I lost count of who is dead in the pond and realized it won't matter in the end. I had built a campfire, I had set up a small tent, I oiled my shotgun. There were branches and vines starting to push in on me, trying to get into my mouth, my ears, into my eyes, trying to reach down my inner canals to the barren crevice where my dried crusty heart pumped gross black sand to my heaving organs. My machete made quick work of those plants; I threw them on the campfire. I cooked beans and hominy.
Over there, down in the pond, were bodies. Everyone's body. Even mine, I guess. Down at the bottom, looking up from the mud.

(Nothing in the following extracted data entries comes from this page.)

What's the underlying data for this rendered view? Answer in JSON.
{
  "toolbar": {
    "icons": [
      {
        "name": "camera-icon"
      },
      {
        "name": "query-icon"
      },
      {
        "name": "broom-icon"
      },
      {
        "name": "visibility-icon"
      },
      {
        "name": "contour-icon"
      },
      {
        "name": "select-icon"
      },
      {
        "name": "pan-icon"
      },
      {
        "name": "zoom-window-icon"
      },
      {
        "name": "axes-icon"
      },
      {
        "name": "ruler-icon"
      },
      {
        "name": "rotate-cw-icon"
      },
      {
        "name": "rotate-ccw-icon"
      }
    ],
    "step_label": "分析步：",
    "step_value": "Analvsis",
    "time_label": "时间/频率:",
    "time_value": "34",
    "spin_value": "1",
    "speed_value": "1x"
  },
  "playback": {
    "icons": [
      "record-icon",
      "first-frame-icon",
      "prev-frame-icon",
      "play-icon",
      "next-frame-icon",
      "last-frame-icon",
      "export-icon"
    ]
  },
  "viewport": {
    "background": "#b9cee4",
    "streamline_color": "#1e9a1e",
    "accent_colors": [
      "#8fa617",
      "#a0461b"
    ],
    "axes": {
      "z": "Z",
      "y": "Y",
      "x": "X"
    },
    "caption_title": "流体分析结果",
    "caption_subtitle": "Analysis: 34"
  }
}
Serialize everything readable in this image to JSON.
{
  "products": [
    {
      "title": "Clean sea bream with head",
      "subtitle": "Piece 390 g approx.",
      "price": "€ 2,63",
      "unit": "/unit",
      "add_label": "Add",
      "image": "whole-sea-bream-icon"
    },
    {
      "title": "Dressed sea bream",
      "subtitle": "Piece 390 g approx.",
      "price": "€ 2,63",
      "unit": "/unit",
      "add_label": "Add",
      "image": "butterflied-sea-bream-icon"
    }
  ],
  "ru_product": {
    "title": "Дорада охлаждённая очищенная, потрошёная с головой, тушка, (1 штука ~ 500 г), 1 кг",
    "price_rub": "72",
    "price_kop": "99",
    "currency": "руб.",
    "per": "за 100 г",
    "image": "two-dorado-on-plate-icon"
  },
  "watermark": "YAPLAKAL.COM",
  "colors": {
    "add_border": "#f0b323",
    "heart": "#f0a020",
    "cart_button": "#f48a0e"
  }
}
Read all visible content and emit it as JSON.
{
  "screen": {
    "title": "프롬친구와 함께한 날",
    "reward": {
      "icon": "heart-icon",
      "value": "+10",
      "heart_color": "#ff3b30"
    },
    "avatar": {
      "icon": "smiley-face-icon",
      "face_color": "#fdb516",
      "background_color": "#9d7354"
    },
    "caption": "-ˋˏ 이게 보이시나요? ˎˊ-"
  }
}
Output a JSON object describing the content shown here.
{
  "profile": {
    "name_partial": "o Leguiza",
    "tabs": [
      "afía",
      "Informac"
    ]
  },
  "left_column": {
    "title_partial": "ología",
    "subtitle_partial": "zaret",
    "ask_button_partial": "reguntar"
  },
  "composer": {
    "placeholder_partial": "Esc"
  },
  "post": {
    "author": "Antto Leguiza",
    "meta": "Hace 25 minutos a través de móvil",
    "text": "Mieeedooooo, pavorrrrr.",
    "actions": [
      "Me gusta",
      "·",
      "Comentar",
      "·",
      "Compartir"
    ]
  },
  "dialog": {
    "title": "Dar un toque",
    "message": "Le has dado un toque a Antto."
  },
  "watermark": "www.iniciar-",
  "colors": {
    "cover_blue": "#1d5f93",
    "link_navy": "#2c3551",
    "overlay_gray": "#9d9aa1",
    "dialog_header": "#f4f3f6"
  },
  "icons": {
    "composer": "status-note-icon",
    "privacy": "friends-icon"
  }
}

When you push your toes down deep in the mud, your arms around a firm masculine waist, and you feel the squish and the cold over your feet, I am that squish. Who was here first? The moose? Or me? or you? Or your man? Or your girl? Either way, we welcome the next addition. Your flesh gets gunky and feeds minnows. You pine for your red hat. Maybe you hear a shot gun blast and there's some splashing up at the surface. Or maybe that already happened and it keeps going through your head, and there's a feeling of not exactly guilt.
I feel like I know you sometimes. After I extinguish the fire, I get in my tent. I get ideas. I think mostly about the pond. About the buffalo. There are animals devouring things outside. In the trees and the pond. Everything is quiet except for their mating and eating noises. The sounds are so gross. And they keep going. They're persistent. I put my head under the pillow and pretend I hear you calling for me from the pond. Or maybe I'm the one doing the calling.